Wege aus dem Dilemma
Verwunderlich bleibt, dass der US-Außenminister Antony Blinken noch vor Kurzem "grünes Licht" gegeben hatte, sollte Polen seine MiG-29 direkt an die Ukraine liefern wollen. Souveräne Länder könnten einander jederzeit Waffen verkaufen, betont man selbst jetzt noch im Pentagon. Hauptsache, kein Nato-Etikett klebt darauf.
Am Donnerstag wird US-Präsident Joe Biden mit dem türkischen Präsidenten Recep Tayyip Erdoğan die Lage in der Ukraine erörtern. Womöglich sprechen die beiden auch über die MiG-29-Lieferung. Immerhin sind es derzeit türkische Kampfdrohnen, die der ukrainischen Armee bei der Verteidigung gegen Putin erfolgreiche Schläge ermöglichen. Erdoğan gilt spätestens seit dem Abschuss eines russischen Kampfjets im Jahr 2015 als wenig zimperlich im Umgang mit Putin.

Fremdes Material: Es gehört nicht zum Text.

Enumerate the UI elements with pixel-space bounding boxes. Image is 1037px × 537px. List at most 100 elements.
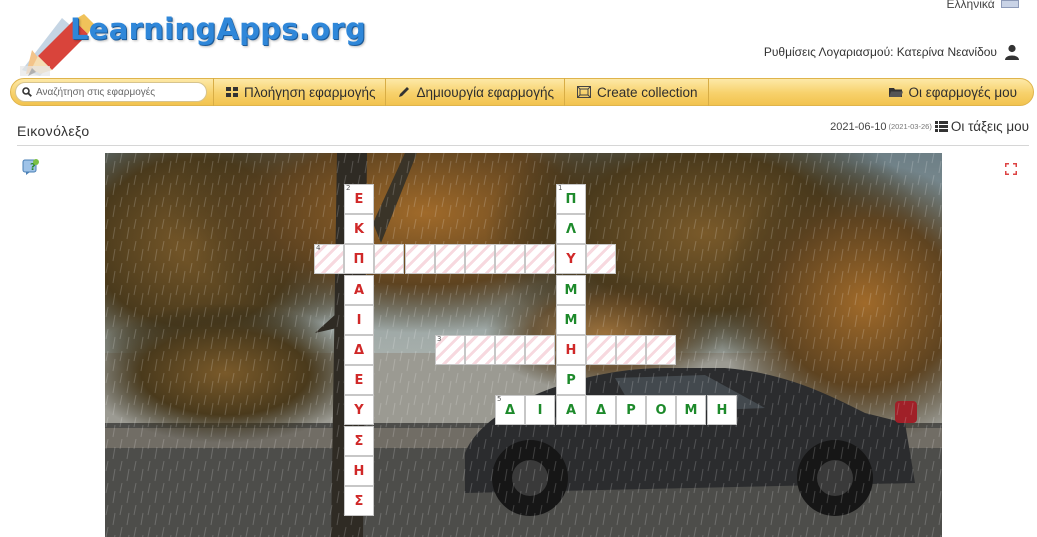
crossword-cell[interactable]: Μ [556, 305, 586, 335]
cell-letter: Π [353, 251, 365, 267]
app-date-info: 2021-06-10 (2021-03-26) Οι τάξεις μου [830, 119, 1029, 134]
crossword-cell[interactable]: 1Π [556, 184, 586, 214]
account-settings[interactable]: Ρυθμίσεις Λογαριασμού: Κατερίνα Νεανίδου [764, 44, 1020, 60]
search-icon [22, 87, 32, 97]
crossword-cell[interactable]: 3 [435, 335, 465, 365]
crossword-cell[interactable] [586, 335, 616, 365]
my-classes-label: Οι τάξεις μου [950, 119, 1029, 134]
clue-number: 3 [437, 335, 442, 343]
crossword-cell[interactable]: Η [707, 395, 737, 425]
clue-number: 5 [497, 395, 502, 403]
cell-letter: Η [565, 342, 577, 358]
cell-letter: Υ [354, 402, 364, 418]
crossword-cell[interactable]: Ι [525, 395, 555, 425]
language-selector[interactable]: Ελληνικά [947, 0, 1019, 10]
crossword-cell[interactable] [525, 335, 555, 365]
site-logo[interactable]: LearningApps.org [70, 12, 366, 46]
crossword-cell[interactable]: Ε [344, 365, 374, 395]
crossword-cell[interactable]: Ο [646, 395, 676, 425]
search-input[interactable] [36, 86, 196, 98]
fullscreen-icon[interactable] [1005, 163, 1017, 175]
crossword-cell[interactable]: Α [344, 275, 374, 305]
crossword-cell[interactable]: 5Δ [495, 395, 525, 425]
crossword-game: 1ΠΛΥΜΜΗΡΑ2ΕΚΠΑΙΔΕΥΣΗΣ435ΔΙΔΡΟΜΗ [105, 153, 942, 537]
crossword-cell[interactable]: Σ [344, 486, 374, 516]
crossword-cell[interactable]: Σ [344, 426, 374, 456]
cell-letter: Ι [356, 312, 362, 328]
search-box[interactable] [15, 82, 207, 102]
title-divider [17, 145, 1029, 146]
user-icon [1005, 44, 1019, 60]
my-apps-menu[interactable]: Οι εφαρμογές μου [877, 78, 1034, 106]
crossword-cell[interactable]: Η [556, 335, 586, 365]
cell-letter: Μ [684, 402, 698, 418]
help-icon[interactable]: ? [22, 158, 40, 176]
flag-icon [1001, 0, 1019, 8]
cell-letter: Δ [353, 342, 365, 358]
browse-apps-menu[interactable]: Πλοήγηση εφαρμογής [213, 78, 385, 106]
cell-letter: Δ [595, 402, 607, 418]
create-collection-label: Create collection [596, 84, 698, 100]
main-menu-bar: Πλοήγηση εφαρμογής Δημιουργία εφαρμογής … [10, 78, 1034, 106]
crossword-cell[interactable] [616, 335, 646, 365]
crossword-cell[interactable]: 2Ε [344, 184, 374, 214]
modified-date: 2021-06-10 [830, 120, 887, 133]
crossword-cell[interactable] [465, 244, 495, 274]
crossword-cell[interactable]: Κ [344, 214, 374, 244]
language-label: Ελληνικά [946, 0, 995, 10]
crossword-cell[interactable]: Μ [556, 275, 586, 305]
crossword-cell[interactable]: Ρ [556, 365, 586, 395]
menu-divider [707, 78, 877, 106]
crossword-cell[interactable] [525, 244, 555, 274]
account-label: Ρυθμίσεις Λογαριασμού: Κατερίνα Νεανίδου [763, 45, 997, 59]
crossword-cell[interactable]: Μ [676, 395, 706, 425]
page-title: Εικονόλεξο [17, 123, 90, 139]
crossword-cell[interactable]: Η [344, 456, 374, 486]
pencil-icon [399, 87, 410, 97]
collection-icon [576, 86, 591, 98]
cell-letter: Ο [655, 402, 667, 418]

Zugleich hat Biden seine Stellvertreterin Kamala Harris zu Gesprächen nach Rumänien und Polen entsandt. Auch sie dürfte das Thema noch einmal zur Sprache bringen und versuchen, eine Lösung zu finden. Womöglich wird die polnische Regierung dazu dann aber keine Pressemitteilung mehr auf der eigenen Webseite veröffentlichen.